The Queen's Staircase


Foodwise, we got a good sampling of island treats. Nassau is filled with crowded chain stores and restaurants (can you say “Burger King”?) that cater to the cruise ship clientele, but just off the main drag are a few unique and local eateries that we found much more inviting. Sadly empty, the food at a place called Bahama Cookin’ was marvelous – the conch salad and chicken barbeque were superb, and believe it or not, the best mac and cheese I’ve ever tasted. We had dinner at the local cruisers’ hangout, the Poop Deck, where Dewey had his first taste of Caribbean spiny lobster, along with conch fritters. The next night we got take-out from a fantastic Jamaican place and had dinner on the boat. All in all, a very good visit.
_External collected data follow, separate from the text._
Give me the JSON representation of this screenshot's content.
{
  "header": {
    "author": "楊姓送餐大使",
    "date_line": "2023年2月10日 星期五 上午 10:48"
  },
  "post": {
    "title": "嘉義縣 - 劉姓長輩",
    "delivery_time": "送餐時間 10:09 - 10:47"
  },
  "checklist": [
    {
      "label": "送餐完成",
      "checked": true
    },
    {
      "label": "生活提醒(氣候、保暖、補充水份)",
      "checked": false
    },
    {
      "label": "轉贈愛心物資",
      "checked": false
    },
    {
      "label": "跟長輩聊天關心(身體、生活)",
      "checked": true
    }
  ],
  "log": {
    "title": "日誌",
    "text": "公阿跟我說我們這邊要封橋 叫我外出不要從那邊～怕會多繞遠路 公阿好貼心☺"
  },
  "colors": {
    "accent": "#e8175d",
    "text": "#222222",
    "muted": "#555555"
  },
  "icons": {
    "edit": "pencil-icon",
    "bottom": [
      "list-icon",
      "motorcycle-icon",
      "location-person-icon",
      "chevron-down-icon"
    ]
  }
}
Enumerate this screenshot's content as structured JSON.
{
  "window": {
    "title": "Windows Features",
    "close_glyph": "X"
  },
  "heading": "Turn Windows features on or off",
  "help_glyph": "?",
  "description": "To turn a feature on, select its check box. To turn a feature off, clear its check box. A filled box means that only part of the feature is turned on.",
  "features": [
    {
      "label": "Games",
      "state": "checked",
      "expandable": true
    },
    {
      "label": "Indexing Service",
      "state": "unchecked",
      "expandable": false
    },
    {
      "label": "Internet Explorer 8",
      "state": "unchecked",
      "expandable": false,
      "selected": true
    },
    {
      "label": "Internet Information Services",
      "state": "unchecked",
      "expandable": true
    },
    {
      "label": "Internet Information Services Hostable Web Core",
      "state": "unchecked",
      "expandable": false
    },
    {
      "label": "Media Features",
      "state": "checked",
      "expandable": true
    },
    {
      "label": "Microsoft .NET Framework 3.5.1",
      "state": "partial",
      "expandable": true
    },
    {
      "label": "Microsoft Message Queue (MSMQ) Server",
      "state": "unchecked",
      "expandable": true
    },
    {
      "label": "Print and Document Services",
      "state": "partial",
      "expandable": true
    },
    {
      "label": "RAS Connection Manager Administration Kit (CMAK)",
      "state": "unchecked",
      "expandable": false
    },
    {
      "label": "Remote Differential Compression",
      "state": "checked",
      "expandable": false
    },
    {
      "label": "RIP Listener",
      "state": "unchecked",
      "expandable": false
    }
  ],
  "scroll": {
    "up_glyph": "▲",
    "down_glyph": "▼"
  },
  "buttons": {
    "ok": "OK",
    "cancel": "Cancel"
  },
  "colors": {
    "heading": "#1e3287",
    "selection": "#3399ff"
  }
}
Spiny lobsters are really more like crayfish - no claws!

 














A few days after Dewey returned home, I took my own flight back to Baltimore for a set of scheduled doctors’ appointments. My neck and shoulder issues remain a problem, but what we thought would be a, “Keep doing your exercises and I’ll see you again in May,” kind of visit, turned instead into a steroid injection and a, “You need at least a month of hands-on physical therapy,” sort of thing. Kind of put a wrench in our plan to sail off to the Exumas as soon as I got back. I did come back briefly to see Rick, and also to pick up items from the boat that I would need for a more extended stay in the States.
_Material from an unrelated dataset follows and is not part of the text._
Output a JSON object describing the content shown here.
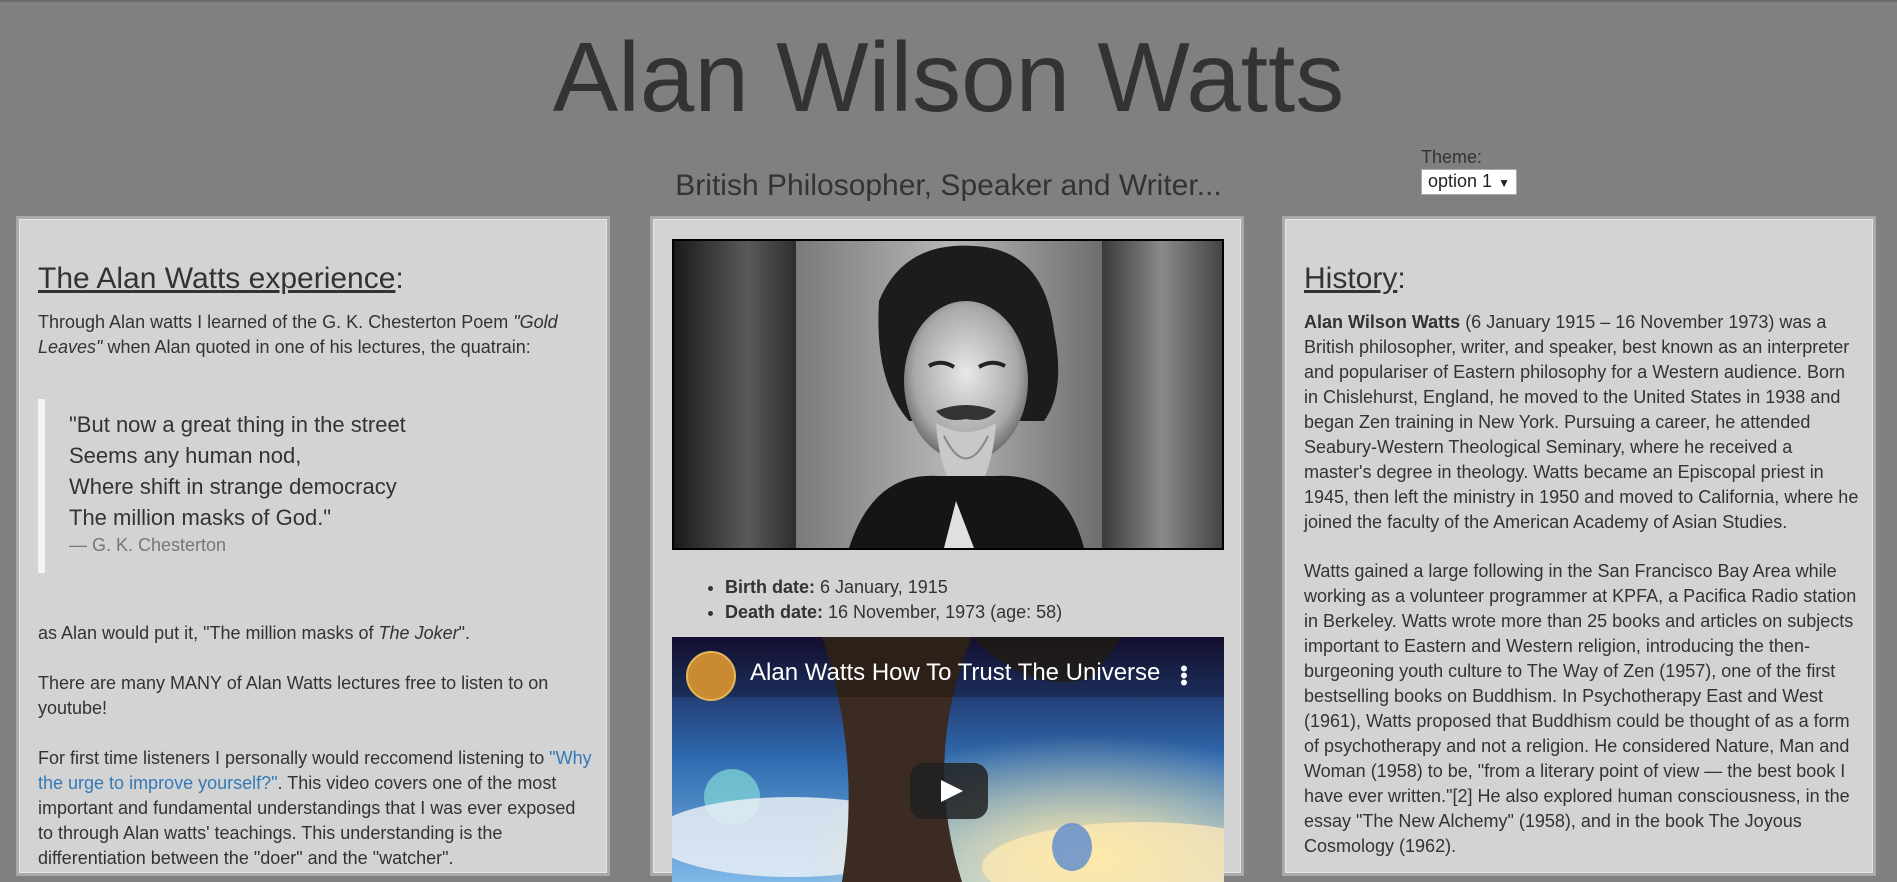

After I took off for Baltimore once again, Rick moved the boat out to Rose Island where he basically stayed by himself and worked on his book/sabbatical project. I’m sure that he missed me, but without my distracting presence he managed to get a great deal of work done, so not all bad. I spent the month hanging out at home and seeing my physical therapist a couple times a week. It was painful to be away from Rick for so long, and not so pleasant being in cold winter weather unexpectedly. And the physical therapy was painful too, by the way. But I got to spend time with my friends, check in on Dewey, and see lots and lots of movies – all things that I had been missing. One real upside of this tripus-interruptus is that I was able to buy some small fans in Baltimore that, once back on the boat, would hopefully help to combat those nasty no-see-ums.

Turtles at Rose Island!

So where are we now? I have returned to the boat, shoulder much improved, and we are back at – where else - Rose Island. We were here two weeks ago, waiting for a good weather window to FINALLY get down to the Exumas when our almost-brand-new dinghy motor conked out, thwarting our plan once again. It took until a couple of days ago to get it fixed (in Nassau of course), and now so much time has passed that we will need to shorten our Exumas visit to just a few of the northern islands.
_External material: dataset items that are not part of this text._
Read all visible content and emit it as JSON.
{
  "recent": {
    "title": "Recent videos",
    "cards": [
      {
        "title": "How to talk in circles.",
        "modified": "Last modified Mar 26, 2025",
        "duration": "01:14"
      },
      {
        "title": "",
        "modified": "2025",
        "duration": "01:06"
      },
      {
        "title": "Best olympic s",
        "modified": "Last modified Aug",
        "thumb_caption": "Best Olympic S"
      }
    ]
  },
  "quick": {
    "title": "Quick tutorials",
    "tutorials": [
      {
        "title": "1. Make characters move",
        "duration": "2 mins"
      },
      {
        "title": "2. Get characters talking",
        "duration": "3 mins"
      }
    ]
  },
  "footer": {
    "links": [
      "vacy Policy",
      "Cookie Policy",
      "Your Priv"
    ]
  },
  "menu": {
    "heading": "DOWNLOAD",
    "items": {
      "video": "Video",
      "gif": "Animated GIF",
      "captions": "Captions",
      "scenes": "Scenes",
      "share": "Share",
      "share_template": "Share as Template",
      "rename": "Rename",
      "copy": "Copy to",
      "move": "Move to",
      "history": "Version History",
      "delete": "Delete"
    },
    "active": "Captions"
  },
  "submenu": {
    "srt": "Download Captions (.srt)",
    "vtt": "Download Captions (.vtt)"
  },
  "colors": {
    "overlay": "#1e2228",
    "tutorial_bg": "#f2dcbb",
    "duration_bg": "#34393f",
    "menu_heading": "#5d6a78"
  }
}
In the meantime, life on the boat is pretty idyllic. We had spent most of the time at Rose Island on the southern side where there is a well protected cove with passable  scenery. But we’ve since discovered the northern shore, which is kind of a mini-paradise with a beautiful half-mile crescent beach, pure white sand, trees for shade, gorgeous azure water and nearby coral reefs for snorkeling. This is the Bahamas I had been picturing in my dreams. There’s no wind right now, but there will be soon. After being in the area for almost nine weeks, our plan is to go back to Nassau on Friday to provision the boat and prepare for a Sunday sail to the northern Exumas. But if something else happens to thwart that plan, well, there’s always Rose Island. I could stay here all winter – and of course if the gods decide to pull again on our tether, we might just be doing exactly that.